Bauman specifies that communal violence against Christians was on the rise after the Mandaikadu riots which led to the destruction of churches, temples, schools, convents, and the poisoning of wells in south India in 1982. Such widespread Hindu-Christian violence has been attributed to a number of factors such as the Sangh Parivar’s (Hindu nationalist movement) endeavour to expand Hindu unity by marginalizing Christians and other religious minorities, the growing discontent against converted Dalit Christians, politics over proselytization, and growing economic competition between Hindus and Christians. Bauman suggests that the intensity of anti-Christian violence in India coincided with the increase of religious violence at the global level. He indicates that India is one of 151 countries where Christians have experienced restricted religious freedom and unprecedented communal violence on a regular basis.
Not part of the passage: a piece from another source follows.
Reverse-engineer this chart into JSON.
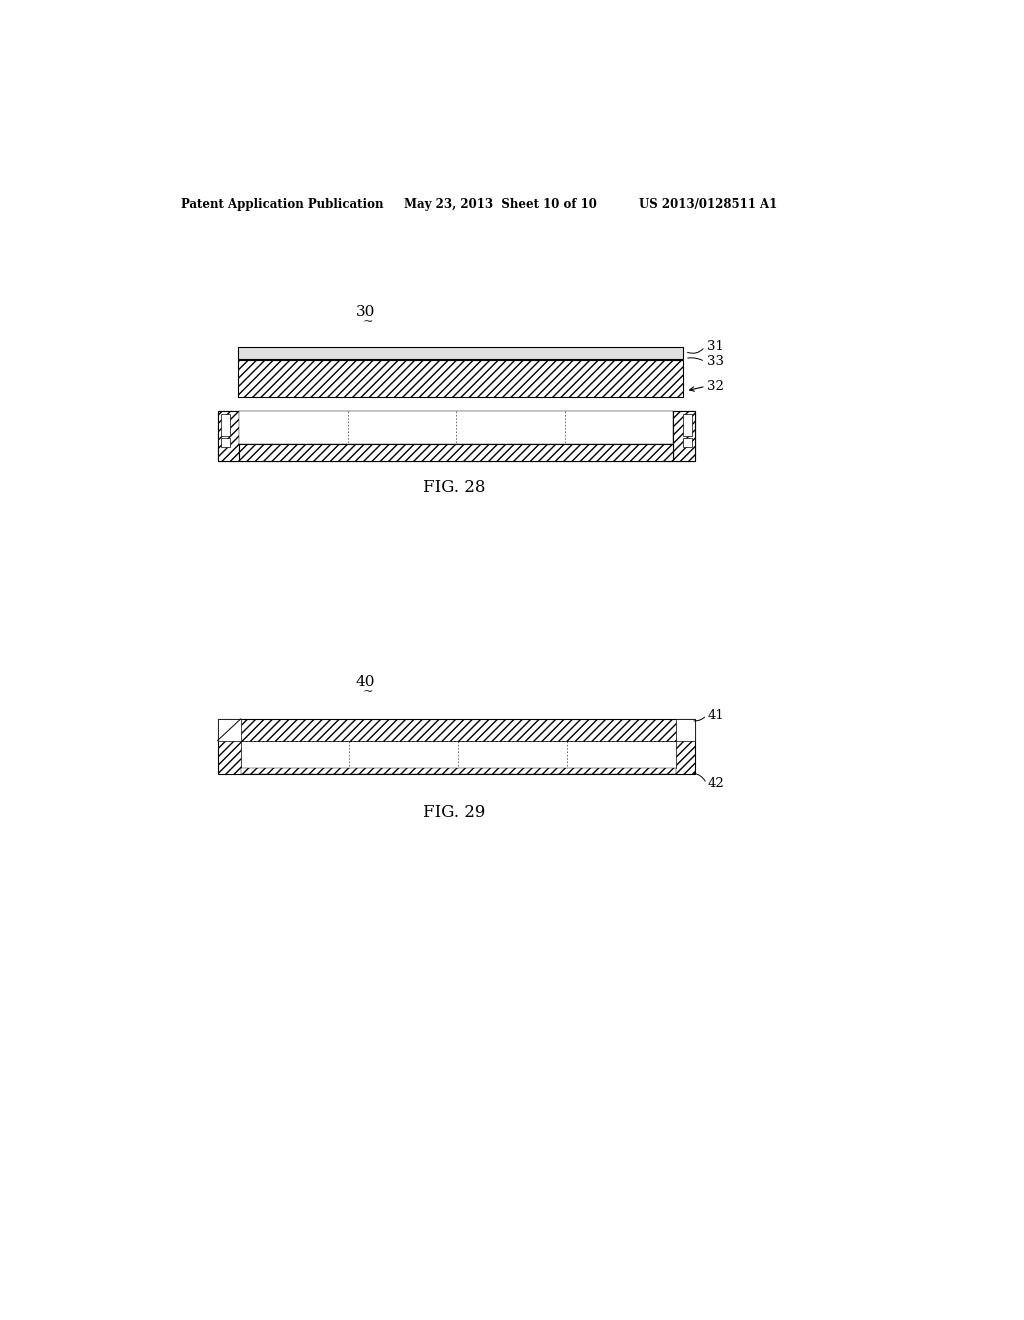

Bauman contends that even though the Kandhamal tragedy received attention from domestic and international media, hundreds of small-scale, isolated instances of violence against Christians have not been widely covered; therefore, most are unaware of the actual number of violent acts against Christians in India—approximately 350 communal acts of violence take place every year against Christians in one way or another. Since violence against Christians in India has become an everyday phenomenon, Bauman uses the phrase “everyday anti-Christian violence.” He asserts that the Hindu-Christian violence that took place in Kandhamal was the most destructive communal violence in India post-independence. Bauman traces the roots of the violence to entrenched Kandha-Pana tensions, Oriya interventions, communalization of the conflict by the Sangh Parivar, and the politics of religious conversion. Accordingly, those who supported the Sangh Parivar’s project of religious homogenization benefited the most from the anti-Christian violence in Odisha. The Kandhamal case study in this book clearly reveals that anti-Christian violence has affected the physical, psychological, educational, economic, and occupational aspects of the Indian people considerably. Bauman argues persuasively that Hindu-Christian violence in India is not isolated incidents, but an everyday phenomenon that needs further historical examination.